Another type of specialist, the forest ecologist, conducts research to find out how forests are affected by changes in environmental conditions, such as soil, light, climate, altitude, and animal populations.
Relatively new specialists are urban foresters and conservation education foresters. Urban foresters live and work in cities, managing the trees growing there. Their primary areas of interest are air quality, shade, beautification, storm water runoff, and property values. Conservation education foresters teach educators, students, and others about forest stewardship.
Increasingly, foresters are working with private landowners to help them find ways to generate revenue without cutting down trees. This might consist of allowing people to hunt, hike, or otherwise enjoy recreational activities on the land.

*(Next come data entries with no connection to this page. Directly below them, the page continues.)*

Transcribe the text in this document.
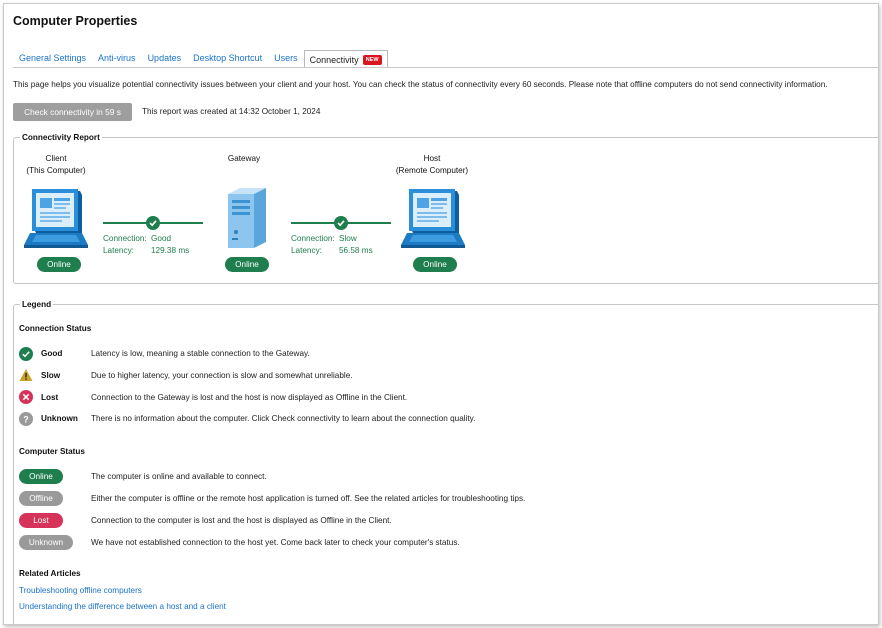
Computer Properties
General Settings	Anti-virus	Updates	Desktop Shortcut	Users	Connectivity	NEW
This page helps you visualize potential connectivity issues between your client and your host. You can check the status of connectivity every 60 seconds. Please note that offline computers do not send connectivity information.
Check connectivity in 59 s	This report was created at 14:32 October 1, 2024
Connectivity Report
Client
(This Computer)
Online
Connection: Good
Latency: 129.38 ms
Gateway
Online
Connection: Slow
Latency: 56.58 ms
Host
(Remote Computer)
Online
Legend
Connection Status
Good	Latency is low, meaning a stable connection to the Gateway.
Slow	Due to higher latency, your connection is slow and somewhat unreliable.
Lost	Connection to the Gateway is lost and the host is now displayed as Offline in the Client.
? Unknown There is no information about the computer. Click Check connectivity to learn about the connection quality.
Computer Status
Online	The computer is online and available to connect.
Offline	Either the computer is offline or the remote host application is turned off. See the related articles for troubleshooting tips.
Lost	Connection to the computer is lost and the host is displayed as Offline in the Client.
Unknown	We have not established connection to the host yet. Come back later to check your computer's status.
Related Articles
Troubleshooting offline computers
Understanding the difference between a host and a client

Foresters use a number of tools to perform their jobs: Clinometers measure the heights, diameter tapes measure the diameters, and increment borers and bark gauges measure the growth of trees. Photogrammetry and remote sensing (aerial photographs taken from airplanes and satellites) are often used to map large forest areas and detect widespread trends of forest growth and land use. Computers are used extensively, both in the office and in the field, to store, retrieve, and analyze the information required to manage the forestland and its resources.
In most forestry organizations and groups, a great deal of physical work in the woods needs to be done. This work is usually done by people with experience and aptitude but little formal education beyond high school or by forestry technicians who have graduated from one- or two-year programs in forestry technicians' institutes or ranger schools.